I'm trying to figure out how to prevent session hijacking. Here's what I was thinking of doing:
Along with the user id session, add a user agent and user IP session too. Every time a page is loaded, these sessions will be checked to see if they match - will this be enough? For example:
<?php
$userIp = $_SESSION['userIp'];
$userAgent = $_SESSION['userAgent'];
if ($userIp != $_SERVER['REMOTE_ADDR'] || $userAgent != $_SERVER['HTTP_USER_AGENT'] {
session_destroy();
}
?>
Thanks.
On
I agree with z42
also i would like to suggest an approach, everytime an user logins successfully to your site you can generate a SALT and store it in a session and in your db aswell, and make conditions to check if the user is already logged or not, with this you cant prevent multiple users to logon with the same account more than once and destroy the SALT from db when user loggs off.
It's much more complex than that. Your site/service will be accessed by a variety of people with different setups. The first thing that can go wrong is if someone is going through a proxy server. The IP that your app will see can change, and the session will break even for a valid user.
If you absolutely need to do something with the IP, the most you can do without getting too many false positives is checking the originating country/region. If you detect one login from Canada and another one from India, there might be an issue. Even then, it's not fool-proof.

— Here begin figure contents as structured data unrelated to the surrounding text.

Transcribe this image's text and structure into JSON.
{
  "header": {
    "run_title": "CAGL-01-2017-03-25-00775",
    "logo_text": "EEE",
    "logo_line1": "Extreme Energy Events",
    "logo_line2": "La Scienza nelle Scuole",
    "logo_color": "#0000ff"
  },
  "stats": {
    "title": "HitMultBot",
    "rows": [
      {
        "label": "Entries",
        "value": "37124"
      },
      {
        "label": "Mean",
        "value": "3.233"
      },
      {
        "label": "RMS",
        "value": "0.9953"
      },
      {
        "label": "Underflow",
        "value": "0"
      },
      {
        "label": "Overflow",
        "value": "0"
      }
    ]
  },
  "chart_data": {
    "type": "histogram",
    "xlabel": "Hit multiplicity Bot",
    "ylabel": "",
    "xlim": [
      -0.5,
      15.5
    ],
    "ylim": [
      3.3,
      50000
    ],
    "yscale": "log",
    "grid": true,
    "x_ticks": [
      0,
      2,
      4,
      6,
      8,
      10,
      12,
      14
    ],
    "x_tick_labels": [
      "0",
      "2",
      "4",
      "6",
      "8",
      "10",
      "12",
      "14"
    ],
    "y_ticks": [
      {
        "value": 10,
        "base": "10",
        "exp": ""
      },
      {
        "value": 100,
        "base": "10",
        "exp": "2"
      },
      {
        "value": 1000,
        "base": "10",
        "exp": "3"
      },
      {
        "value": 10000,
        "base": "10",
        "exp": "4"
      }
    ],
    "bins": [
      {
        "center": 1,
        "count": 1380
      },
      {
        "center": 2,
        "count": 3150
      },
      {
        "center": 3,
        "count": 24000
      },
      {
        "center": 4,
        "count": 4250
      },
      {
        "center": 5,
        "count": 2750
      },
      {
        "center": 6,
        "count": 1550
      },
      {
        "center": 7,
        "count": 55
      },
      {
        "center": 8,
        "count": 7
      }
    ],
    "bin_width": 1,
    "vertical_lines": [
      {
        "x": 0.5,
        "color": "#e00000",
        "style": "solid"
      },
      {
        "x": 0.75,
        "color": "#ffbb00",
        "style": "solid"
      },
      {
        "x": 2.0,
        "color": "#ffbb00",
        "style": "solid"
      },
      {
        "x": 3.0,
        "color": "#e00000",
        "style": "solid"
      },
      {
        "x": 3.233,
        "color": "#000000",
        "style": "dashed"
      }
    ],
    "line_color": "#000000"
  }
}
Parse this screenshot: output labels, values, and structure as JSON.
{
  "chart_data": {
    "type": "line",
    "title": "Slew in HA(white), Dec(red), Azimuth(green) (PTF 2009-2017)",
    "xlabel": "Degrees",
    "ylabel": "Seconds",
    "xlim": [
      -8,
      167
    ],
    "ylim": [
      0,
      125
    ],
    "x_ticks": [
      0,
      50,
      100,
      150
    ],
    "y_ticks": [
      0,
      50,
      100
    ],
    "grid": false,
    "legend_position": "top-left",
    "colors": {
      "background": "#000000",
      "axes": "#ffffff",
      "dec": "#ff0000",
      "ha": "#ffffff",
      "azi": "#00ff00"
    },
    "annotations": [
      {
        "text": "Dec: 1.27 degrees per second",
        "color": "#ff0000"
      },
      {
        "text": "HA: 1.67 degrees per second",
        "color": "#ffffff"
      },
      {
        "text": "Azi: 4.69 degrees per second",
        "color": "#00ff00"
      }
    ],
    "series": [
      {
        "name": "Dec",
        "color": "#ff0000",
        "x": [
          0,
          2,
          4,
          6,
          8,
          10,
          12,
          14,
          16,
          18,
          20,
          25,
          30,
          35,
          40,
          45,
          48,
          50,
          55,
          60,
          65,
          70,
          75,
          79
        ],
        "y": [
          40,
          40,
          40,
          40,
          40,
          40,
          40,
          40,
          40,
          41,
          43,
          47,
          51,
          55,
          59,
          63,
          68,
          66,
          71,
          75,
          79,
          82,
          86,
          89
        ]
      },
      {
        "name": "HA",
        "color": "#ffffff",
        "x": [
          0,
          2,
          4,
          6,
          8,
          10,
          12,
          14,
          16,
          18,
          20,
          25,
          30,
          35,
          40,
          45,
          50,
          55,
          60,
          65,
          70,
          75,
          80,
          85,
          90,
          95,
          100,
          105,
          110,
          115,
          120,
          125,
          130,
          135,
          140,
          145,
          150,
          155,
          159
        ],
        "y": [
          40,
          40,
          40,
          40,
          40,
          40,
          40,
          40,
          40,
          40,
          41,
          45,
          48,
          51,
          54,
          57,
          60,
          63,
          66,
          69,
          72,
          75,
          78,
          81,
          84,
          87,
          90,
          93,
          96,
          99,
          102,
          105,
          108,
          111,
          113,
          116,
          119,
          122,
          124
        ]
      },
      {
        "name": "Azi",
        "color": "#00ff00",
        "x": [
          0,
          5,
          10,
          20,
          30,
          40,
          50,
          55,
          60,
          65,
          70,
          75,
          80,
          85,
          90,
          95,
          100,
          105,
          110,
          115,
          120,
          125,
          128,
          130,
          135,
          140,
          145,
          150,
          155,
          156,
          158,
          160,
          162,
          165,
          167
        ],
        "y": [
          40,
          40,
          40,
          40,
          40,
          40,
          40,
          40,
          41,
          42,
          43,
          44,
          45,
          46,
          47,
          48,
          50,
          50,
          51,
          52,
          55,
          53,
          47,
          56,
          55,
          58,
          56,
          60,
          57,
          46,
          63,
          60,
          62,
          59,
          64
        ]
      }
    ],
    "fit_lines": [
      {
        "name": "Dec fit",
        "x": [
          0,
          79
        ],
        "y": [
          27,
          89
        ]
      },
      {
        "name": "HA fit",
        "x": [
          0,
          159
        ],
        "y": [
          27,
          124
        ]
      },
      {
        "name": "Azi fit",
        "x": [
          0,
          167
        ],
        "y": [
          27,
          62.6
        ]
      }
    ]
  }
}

The user agent is also too easy to fake: if I can get someone's
PHPSESSIONID, then I can definitely get their User Agent as well. So not much has been accomplished here.The best way to protect someone's session is to put everything authenticated behind HTTPS, and make sure that the session cookie is HTTPS-only.
EDIT: If it comes to the point where the data you are protecting behind the session is extremely sensitive, and your users need to be aware of it, you can always show them other sessions that are logged in for their users. The same thing is done by GMail for example.